I am one of the few people in our region of Portugal that doesn’t have any orange trees but I certainly have no shortage of oranges when the season is right thanks to my wonderful friends and neighbours.

Needless to say, after making the usual marmalade and drinking copious amounts of freshly squeezed juice for breakfast, there is always a hunt for new ways to prepare this deliciously juicy fruit.

On one of my forays into the great big internet cookbook I came across this recipe from Cookie + Kate. As soon as I saw the mention of poppy seeds I knew I had to try the recipe. I just love the texture these little seeds create. I was won over even more by the use of olive oil instead of butter. Olive oil is another product that we have no shortage of, so this recipe ticked two very useful boxes.
Made healthier by the wholemeal flour and using kefir instead of yogurt, it is indeed a lovely cake that will make a regular feature at teatime during orange harvest season.

ORANGE POPPY SEED POUND CAKE

INGREDIENTS:

200 g wholemeal flour
30 g poppy seeds
2 teaspoons baking powder
¼ teaspoon salt
2 teaspoons zest
2fl.oz orange juice
150 g sugar
150 ml plain yogurt or kefir
3 eggs
½ teaspoon pure vanilla extract
100 ml extra-virgin olive oil

METHOD:

Preheat the oven to 180C / Gas 4. Generously butter and line the base of a  8 ½ by 4 ¼ by 2 ½-inch (2 lb) loaf pan.

In a medium mixing bowl, whisk together the flour, poppy seeds, baking powder, and salt.

Pour the sugar into a medium-sized mixing bowl. Rub the orange zest into the sugar until the sugar is orange and fragrant.

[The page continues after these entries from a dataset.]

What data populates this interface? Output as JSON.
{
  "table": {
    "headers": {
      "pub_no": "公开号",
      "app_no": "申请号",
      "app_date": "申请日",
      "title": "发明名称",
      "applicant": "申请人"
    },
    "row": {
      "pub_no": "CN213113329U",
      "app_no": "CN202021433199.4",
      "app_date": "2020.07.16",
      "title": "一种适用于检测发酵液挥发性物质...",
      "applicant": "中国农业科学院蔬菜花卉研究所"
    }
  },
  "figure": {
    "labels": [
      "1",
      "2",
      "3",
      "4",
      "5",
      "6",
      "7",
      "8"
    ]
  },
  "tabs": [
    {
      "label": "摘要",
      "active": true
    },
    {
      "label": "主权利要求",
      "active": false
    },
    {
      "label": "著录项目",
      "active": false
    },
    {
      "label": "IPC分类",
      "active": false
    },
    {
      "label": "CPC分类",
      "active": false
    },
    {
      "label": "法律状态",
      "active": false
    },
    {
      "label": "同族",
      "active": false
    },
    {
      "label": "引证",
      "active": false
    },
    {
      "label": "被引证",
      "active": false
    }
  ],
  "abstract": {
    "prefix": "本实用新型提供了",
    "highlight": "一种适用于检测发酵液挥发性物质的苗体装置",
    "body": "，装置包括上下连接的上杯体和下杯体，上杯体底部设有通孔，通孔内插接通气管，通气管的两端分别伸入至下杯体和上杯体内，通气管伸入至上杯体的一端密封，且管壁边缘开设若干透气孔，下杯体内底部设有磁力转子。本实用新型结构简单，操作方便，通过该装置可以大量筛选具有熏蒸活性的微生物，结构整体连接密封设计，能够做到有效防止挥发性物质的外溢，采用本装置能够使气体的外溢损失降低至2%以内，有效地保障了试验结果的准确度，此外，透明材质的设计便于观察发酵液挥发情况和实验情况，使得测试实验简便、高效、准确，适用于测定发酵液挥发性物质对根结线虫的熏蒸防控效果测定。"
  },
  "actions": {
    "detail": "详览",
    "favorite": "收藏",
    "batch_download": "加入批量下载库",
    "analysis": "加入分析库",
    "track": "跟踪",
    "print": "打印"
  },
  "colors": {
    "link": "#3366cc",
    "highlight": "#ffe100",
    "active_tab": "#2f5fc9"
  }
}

Whisk the yogurt and orange juice, eggs and vanilla into the sugar mixture.

When the mixture is well blended, gently whisk in the dry ingredients, just until incorporated. Switch to a spatula and fold in the oil, making sure it’s all incorporated. The batter will be shiny. Pour the batter into the prepared loaf tin.

Bake the cake for 50 to 55 minutes, or until the top is golden and the sides start to pull away from the sides of the pan; a toothpick inserted into the center should come out clean.

Let the cake cool in the pan for 10 minutes, then run a knife between the cake and the sides of the pan to loosen. Unmold the cake by placing a large plate upside down over the loaf pan and carefully turning them over. Let the cake cool to room temperature right-side up.